The Salvation Army has always measured its years in people connections and changed lives. Every statistic in every annual report records the story of someone, somewhere in some city who encountered a member of staff or a Salvation Army volunteer on a day when they most needed hope and found it!
Hope is best transmitted in relationship. It’s the sharing of a moment as a food package is delivered. It’s the look square into the eyes of the other that says, “you exist—I see you.” It’s the joy that bubbles up as the child tears the paper off that Christmas toy, knowing that something cool just has to be inside.
Having no other way to record a collection of activities, we have to count. And having a heartfelt desire to remain accountable to those who support our mission, we know we need to write those numbers down. But they aren’t statistics. They’re people. People in need of hope, delivered by you or me, right here and right now. People waiting for the offer of transformation and regeneration.

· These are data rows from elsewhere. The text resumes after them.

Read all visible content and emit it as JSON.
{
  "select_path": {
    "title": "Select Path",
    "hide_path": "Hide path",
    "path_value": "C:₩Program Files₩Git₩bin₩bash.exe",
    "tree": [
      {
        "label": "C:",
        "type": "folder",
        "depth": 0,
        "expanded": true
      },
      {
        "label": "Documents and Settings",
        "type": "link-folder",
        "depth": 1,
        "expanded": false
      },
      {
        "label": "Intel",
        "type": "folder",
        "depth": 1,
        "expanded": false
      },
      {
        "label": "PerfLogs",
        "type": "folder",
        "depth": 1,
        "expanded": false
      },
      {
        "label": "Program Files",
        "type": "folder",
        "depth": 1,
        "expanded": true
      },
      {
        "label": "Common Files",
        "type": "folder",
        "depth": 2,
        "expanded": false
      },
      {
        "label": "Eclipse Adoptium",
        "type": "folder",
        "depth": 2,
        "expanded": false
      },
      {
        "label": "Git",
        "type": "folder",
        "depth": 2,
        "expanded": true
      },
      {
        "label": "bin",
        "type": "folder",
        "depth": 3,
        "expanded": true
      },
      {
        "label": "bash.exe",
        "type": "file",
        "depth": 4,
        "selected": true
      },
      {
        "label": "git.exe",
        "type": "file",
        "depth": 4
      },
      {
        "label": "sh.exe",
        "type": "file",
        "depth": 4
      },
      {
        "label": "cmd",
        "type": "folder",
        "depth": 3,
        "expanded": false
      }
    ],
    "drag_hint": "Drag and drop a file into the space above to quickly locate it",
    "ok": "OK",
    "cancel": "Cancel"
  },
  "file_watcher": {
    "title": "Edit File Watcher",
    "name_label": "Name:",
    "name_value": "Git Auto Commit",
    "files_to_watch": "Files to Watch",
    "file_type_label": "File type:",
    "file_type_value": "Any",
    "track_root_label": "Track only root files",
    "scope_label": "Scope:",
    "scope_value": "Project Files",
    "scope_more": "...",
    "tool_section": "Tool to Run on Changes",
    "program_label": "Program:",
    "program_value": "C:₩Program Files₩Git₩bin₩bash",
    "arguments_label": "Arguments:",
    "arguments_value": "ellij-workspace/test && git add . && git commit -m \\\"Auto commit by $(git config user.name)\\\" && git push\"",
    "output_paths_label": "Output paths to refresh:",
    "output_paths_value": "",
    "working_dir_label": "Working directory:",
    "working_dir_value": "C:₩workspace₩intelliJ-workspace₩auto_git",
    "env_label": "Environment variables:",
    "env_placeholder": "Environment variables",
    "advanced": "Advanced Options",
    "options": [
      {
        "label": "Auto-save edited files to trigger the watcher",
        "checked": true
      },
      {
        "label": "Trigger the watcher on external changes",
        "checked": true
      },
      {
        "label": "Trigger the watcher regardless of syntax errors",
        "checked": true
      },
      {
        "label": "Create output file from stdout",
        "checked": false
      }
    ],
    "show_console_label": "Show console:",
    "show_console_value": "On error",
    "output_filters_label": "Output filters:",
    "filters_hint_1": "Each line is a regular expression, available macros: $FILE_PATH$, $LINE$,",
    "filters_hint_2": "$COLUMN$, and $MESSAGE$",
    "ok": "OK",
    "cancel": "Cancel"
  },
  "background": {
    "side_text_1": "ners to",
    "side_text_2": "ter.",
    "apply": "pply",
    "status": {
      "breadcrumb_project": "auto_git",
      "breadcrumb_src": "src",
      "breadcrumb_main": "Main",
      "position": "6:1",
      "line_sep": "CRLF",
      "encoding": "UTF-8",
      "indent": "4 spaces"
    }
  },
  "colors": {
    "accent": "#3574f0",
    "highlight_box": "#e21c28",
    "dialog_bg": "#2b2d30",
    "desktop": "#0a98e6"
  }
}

While we’re counting them, they are counting on us.
I say all of this fully aware that it’s the Thanksgiving and Christmas season in The Salvation Army. For many of you, sitting down with a cup of coffee just long enough to read this brief column is a luxury you really cannot afford. There are big needs and you are working as hard and as fast as you can to get it all done. The pressure cooker of the season has you feeling like you could explode at any moment, and if you do, it won’t be pretty. Changed lives? You’re just hoping to get the frozen chickens to the warehouse in time to get them into the boxes for distribution. It’s the season of seemingly mission impossible.
In his book After McDonaldization, John Drane cites the observation by Leslie Newbiggin that the church has tended “to make mission a burden rather than a joy, to make it part of the law rather than part of the gospel.” Drane believes the reason is because “mission has been regarded as an essentially human activity, for which we need to enlist divine help through intense prayer, whereas a more faithfully biblical understanding would see mission as a divine activity that invites human collaboration.”
If our focus is only statistics and what we feel we have to do, the job will always feel impossible. But we’re talking mission. Playing our part in God’s plan? It’s what we get to do.
You may not get a year’s worth of minutes to influence one life, but you might get five. The duration of a firm handshake, a walk to a car, a quick prayer, a good belly laugh, or a single verse of Scripture might be all you get in this busy season, but the gift of that moment of time can begin the change of a lifetime. (Dear Lord, may it be so!)
Five hundred twenty-five thousand six hundred minutes? Thank you for serving so well. It’s been a great year!